Dylan (http://opendylan.org/) has them, but that's because some of the same people who standardized Common Lisp went on to design Dylan.


> Are there any other languages that allow the calling scope to specify how lower-level functions handle errors without unwinding the stack?

another possible answer - Erlang.

While the look of the condition/restart scheme may be very different, such a condition/restart protocol can be implemented as message passing with a known global "condition handler" process I think.

A "raise" function can be implemented as a message-send to the condition handler process followed by an immediate wait-for-response. The handler process may terminate the raising process, replace its value with something, etc. depending on the installed handlers.


Interesting abuse of the Lisp Condition system.

If you'd like to read more, an excellent introduction to the Common Lisp condition system is given in Practical Common Lisp: http://www.gigamonkeys.com/book/beyond-exception-handling-co...

And I wrote a tutorial on Common Lisp restarts, using them in a non-trivial real world example: http://chaitanyagupta.com/lisp/restarts.html


Here[0] is another example of extreme abuse of the condition system in order to construct "dynamic data pipelines" in Lisp. Roughly, it provides the ability of sending data to different parts of the call stack, and then returning back to continue processing. It can do all of this without any explicit use of variables, or without passing state around.

[0] PDF: https://bitbucket.org/tarballs_are_good/dynamic-collect/src/...


The post probably should've mentioned reader macros, since this is how you do this sort of stuff "normally".


I originally had a section about reader macros but I ended up cutting it since the article was running a little long.

Reader macros are great, but they work best when a token can unambiguously be recognized by the reader as using some "special syntax" (usually involves a '#' and then another dispatch character preceding the new syntax).

This is great when you're coming up with a brand-new syntax. But if you're trying to match something that already exists, it's not easy


For those wondering about reader macros in Common Lisp, I wrote a tutorial a couple of months back that allows the Lisp reader to understand JSON: https://gist.github.com/chaitanyagupta/9324402


It's nice seeing Common Lisp posts on the front page.

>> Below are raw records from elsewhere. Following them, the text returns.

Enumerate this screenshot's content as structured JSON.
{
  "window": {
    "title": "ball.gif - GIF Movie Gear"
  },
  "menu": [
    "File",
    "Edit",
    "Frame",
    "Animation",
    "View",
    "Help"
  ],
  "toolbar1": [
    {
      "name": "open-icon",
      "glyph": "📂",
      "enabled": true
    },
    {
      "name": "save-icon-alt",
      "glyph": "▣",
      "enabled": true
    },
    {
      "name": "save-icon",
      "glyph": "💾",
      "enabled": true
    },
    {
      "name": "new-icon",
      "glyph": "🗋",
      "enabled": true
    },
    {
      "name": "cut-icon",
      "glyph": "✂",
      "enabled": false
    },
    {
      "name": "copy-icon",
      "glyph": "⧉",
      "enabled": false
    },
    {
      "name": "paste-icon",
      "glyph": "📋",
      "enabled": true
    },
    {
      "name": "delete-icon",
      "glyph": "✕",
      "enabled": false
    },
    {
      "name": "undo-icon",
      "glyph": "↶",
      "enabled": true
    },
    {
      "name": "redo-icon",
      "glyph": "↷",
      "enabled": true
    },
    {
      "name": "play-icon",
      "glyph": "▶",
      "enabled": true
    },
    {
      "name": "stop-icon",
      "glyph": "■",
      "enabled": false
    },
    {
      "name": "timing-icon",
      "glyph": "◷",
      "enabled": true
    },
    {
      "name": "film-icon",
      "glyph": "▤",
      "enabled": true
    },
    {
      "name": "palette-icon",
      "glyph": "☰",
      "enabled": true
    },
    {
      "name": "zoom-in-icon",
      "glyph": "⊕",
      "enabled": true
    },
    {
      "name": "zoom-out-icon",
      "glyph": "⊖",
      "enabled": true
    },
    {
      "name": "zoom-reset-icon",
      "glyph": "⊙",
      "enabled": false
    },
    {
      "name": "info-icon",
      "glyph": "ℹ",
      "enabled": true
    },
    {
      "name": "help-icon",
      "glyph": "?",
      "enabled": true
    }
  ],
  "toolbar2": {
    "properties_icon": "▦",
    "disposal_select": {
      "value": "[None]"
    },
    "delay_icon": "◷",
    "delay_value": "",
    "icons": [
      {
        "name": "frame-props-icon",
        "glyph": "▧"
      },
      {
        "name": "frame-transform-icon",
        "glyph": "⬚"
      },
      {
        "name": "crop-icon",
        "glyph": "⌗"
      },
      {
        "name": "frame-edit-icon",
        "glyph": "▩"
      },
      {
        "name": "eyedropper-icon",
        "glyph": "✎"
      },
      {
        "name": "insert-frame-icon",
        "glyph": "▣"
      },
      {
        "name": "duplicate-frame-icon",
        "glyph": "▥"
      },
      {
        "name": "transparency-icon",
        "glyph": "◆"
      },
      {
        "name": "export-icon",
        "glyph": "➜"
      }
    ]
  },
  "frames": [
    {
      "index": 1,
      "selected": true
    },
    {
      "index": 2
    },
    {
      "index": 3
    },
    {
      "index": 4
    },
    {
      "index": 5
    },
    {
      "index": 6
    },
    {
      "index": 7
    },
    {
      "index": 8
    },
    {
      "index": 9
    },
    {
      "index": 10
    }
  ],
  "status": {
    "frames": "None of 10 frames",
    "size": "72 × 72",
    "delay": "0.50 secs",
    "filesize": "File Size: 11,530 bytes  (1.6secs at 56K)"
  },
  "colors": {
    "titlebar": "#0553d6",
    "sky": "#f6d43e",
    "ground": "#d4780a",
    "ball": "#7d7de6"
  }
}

Yes, even if the industry usage is not big, learning about other languages is always a good way to improve our skills.


If anything we tend to hear more about Scheme(s) on HN than Common Lisp, which is even less associated with 'industry' (to my knowledge).


This reminds me of using doesNotRecognizeToSelector:/methodForSelector: in Objective-C to do similar tricks. For example, you can wire up a color class to respond to any hexColor selector by catching the unimplemented ones:

    NSColor * color = [Colors h00FF00];
You can then parse the selector string when the runtime doesn't find an appropriate method for it. As with all these tricks, it is of course incredibly slower than just doing GetHexColor(char * hexString), but where's the fun in that right.


This reminds me of Perl's AUTOLOAD, only for variable binding instead of functions.